3) What jobs did you have before coming to St Andrews ?

After graduation, government posted me to teach at St. Mary’s Girls Secondary schools in Zomba where I taught Bible Knowledge. A year later I was posted to Nsala Community day secondary school as a senior teacher where I taught and Head of humanities Department. I taught Life skills, Social and Development Studies and Bible Knowledge.

I later moved to Lilongwe in order to strategically position myself for a master thesis completion and was posted to Tsokankanansi CDSS where I continued as Head of Department.

I left government in order to consolidate my new career and joined Lilongwe SPCA as Finance and Education Manager. After full completion of my Master’s degree, I joined a management consultancy firm in 2014 as a Junior Consultant up until I joined St. Andrews Hospital in September 2015 as Hospital Administrator. Apart from Consultancy work, I was engaged as part time lecturer in marketing management at Assemblies of God University.
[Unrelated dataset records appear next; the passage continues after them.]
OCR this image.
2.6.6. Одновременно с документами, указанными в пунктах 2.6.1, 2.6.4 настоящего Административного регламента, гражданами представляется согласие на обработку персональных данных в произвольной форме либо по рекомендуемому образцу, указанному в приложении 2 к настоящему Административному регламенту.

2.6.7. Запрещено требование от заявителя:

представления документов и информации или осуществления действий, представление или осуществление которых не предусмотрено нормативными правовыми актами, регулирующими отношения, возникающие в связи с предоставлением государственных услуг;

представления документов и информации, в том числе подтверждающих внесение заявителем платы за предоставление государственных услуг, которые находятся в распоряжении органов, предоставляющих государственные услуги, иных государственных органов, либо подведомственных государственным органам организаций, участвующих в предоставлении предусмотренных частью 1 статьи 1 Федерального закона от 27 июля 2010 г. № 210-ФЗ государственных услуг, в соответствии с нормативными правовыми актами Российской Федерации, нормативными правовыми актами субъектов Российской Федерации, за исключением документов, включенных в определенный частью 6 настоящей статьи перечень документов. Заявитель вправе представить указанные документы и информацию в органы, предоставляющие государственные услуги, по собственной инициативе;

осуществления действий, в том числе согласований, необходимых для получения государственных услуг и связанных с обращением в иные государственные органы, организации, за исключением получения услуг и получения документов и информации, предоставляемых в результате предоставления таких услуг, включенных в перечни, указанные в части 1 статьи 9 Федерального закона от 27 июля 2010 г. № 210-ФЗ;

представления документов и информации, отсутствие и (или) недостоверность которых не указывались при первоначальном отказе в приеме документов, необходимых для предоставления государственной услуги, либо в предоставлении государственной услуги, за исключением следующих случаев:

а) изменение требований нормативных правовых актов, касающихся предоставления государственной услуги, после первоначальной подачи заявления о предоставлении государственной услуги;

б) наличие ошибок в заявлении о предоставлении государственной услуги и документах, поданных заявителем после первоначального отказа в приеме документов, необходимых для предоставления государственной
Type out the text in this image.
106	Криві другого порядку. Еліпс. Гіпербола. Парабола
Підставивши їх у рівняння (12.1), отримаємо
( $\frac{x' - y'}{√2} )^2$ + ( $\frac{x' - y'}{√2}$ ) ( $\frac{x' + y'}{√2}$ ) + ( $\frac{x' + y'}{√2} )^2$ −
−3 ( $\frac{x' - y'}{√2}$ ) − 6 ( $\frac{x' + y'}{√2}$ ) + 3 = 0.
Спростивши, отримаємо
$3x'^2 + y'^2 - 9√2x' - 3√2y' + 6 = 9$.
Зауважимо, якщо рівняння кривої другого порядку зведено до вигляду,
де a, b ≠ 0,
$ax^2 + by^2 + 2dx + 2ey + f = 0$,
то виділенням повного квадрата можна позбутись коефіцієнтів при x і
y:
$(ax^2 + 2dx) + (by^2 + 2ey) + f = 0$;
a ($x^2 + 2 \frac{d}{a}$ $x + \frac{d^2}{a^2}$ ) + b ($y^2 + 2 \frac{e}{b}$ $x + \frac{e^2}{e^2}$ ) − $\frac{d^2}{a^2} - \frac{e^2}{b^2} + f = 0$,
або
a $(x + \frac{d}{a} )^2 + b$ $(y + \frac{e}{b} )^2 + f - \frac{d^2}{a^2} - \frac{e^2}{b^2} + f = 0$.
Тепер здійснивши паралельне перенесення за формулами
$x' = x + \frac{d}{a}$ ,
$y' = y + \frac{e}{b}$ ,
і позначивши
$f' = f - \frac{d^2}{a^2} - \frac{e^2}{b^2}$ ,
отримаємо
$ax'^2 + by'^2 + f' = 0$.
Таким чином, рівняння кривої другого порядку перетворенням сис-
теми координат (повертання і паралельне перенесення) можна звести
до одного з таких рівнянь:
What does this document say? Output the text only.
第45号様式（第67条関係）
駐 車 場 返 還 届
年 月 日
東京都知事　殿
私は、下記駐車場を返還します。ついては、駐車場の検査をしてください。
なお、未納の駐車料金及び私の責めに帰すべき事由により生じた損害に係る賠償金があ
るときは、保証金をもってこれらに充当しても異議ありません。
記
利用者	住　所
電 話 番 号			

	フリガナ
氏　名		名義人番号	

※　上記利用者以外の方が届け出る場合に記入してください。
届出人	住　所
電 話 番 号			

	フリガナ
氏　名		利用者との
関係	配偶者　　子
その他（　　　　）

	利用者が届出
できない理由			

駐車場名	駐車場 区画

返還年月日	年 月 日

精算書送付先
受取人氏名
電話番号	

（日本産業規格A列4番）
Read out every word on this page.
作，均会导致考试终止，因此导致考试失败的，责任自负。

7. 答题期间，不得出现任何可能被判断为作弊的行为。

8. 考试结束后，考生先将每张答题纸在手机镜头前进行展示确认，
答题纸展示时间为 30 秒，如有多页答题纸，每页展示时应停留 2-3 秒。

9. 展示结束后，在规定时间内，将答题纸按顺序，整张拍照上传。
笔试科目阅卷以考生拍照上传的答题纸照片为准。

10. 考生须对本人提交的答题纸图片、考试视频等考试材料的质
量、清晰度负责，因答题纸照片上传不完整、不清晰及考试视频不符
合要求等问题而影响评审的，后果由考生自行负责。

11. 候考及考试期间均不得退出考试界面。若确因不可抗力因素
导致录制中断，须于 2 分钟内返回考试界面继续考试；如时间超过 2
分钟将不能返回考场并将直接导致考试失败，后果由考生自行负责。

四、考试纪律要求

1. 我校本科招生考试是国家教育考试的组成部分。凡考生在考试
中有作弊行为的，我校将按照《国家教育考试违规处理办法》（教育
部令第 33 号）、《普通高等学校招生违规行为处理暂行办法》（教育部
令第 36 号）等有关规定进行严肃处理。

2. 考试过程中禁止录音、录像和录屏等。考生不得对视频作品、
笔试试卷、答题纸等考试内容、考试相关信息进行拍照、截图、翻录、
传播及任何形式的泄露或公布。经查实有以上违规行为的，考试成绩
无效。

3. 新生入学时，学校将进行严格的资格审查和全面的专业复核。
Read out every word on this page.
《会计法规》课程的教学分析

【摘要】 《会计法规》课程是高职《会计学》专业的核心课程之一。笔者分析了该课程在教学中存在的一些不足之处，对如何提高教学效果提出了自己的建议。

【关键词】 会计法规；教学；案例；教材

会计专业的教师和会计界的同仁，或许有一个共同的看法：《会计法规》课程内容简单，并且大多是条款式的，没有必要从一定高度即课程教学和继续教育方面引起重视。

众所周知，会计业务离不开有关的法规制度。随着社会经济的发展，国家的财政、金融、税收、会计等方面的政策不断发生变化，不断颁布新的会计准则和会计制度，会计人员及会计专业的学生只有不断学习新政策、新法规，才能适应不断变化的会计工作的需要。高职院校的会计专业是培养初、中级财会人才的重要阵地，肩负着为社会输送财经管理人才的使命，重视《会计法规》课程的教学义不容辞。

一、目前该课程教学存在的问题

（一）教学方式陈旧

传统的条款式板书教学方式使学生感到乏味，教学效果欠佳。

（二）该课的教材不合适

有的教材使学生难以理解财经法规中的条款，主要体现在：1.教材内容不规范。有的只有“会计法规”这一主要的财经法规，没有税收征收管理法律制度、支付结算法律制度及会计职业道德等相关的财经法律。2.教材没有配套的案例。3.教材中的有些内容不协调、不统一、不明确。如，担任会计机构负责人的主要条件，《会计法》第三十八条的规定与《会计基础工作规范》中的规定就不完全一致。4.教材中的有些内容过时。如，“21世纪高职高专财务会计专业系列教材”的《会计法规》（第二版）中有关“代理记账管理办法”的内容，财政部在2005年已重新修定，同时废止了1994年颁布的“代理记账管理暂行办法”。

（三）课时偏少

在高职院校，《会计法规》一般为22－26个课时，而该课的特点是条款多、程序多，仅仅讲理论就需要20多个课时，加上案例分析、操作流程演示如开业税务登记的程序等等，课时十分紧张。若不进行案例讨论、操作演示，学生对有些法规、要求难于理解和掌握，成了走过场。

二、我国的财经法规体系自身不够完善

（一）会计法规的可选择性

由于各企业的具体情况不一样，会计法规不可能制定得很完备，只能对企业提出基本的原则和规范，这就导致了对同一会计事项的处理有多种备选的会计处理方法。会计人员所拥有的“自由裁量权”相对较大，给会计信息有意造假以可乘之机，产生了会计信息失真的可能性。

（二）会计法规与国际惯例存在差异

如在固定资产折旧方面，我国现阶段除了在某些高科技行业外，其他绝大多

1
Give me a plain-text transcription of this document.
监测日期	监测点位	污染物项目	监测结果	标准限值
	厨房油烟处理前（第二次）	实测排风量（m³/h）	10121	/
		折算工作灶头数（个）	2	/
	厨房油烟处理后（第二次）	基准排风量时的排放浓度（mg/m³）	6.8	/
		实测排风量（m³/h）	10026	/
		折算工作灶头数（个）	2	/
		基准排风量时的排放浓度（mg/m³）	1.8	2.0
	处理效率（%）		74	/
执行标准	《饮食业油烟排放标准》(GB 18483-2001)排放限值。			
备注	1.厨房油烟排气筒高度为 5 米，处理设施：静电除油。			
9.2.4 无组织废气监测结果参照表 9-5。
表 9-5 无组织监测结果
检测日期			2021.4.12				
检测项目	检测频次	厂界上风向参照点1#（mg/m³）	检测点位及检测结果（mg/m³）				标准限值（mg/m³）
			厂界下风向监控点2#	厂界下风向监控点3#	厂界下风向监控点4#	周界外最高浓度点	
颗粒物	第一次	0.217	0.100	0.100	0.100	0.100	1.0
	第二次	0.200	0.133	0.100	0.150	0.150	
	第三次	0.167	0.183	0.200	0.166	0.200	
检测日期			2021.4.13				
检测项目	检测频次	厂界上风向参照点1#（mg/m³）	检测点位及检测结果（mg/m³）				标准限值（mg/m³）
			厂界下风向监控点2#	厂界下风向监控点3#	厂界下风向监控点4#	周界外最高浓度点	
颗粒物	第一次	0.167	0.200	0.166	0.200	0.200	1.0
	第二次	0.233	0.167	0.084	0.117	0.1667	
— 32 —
I later became coordinator for newly introduced commercial programmes at College for Christian Ministries where I also taught Business Management. I was also involved in curriculum formulation for the faculty of Commerce programmes for the newly registered Lake Malawi Anglican University.

Why did you choose to apply to St Andrews?

When I saw the advert in the papers, I just instantly felt the conviction that I was the best candidate for the job. After some moments I began to reflect on what had happened for the position to fall vacant. I had lost connection with Mtunthama people for some time and I couldn’t figure out what was happening in Mtunthama. I called my father and asked and he knew nothing. I called Reverend Dzantenge to find out, although I knew that he was no longer in Mtunthama but I felt he would know something since he was connected with my predecessor. He told me in brief and encouraged me to apply.

I was engulfed with fear of the unknown but still got the inner conviction that I was the best candidate. I called my personal counsellor and confidante who was acting as training chaplain for the Diocese. He agreed with my view that I would be the best candidate for the job but expressed his personal reservations as to whether it was the best option for me considering how the situation was in the community; the disagreements within the community, the donors, the church etc. he felt my preoccupations as a consultant and Coordinator for the commercial programmes at College for Christian ministries as well as a technical member in the newly formed Lake Malawi Anglican University in Lilongwe were good career directions.

“Don’t you think I would be the unifying force in this situation?” I asked my personal confidante. “May be or may be not, but you can try” he responded and we ended our conversation there.

It was neither how much I would get nor how much I would forgo at my present job but I was convinced that is where my services were needed most.

What do you most like about St Andrews and Mtunthama ?

I like about the people and the connections I have with almost everyone in the community. I have that great sense of belongingness. Serving them make me proud, it gives me satisfaction. I think I beat the Maslow hierarchy of needs hypothesis for I reach self-actualisation even before my lower needs are met.

What are your current ambitions ?

I would like to consolidate my career in the field of health administration. I would like to pursue a Master of Science in either Public Health, Health care Administration or Health management and later a PhD in either field. Such a career path in public health would put me at the centre of managing community health and would consolidate my zeal in preventive community health programmes and sustain community livelihood while positioning the hospital into a pinnacle of sustaining health communities in line with sustainable development goals.

If you were not working at St Andrews, what would be your dream job?

I would be a University lecturer or a management consultant not because they would be dream jobs but that is where I would have opportunities to serve.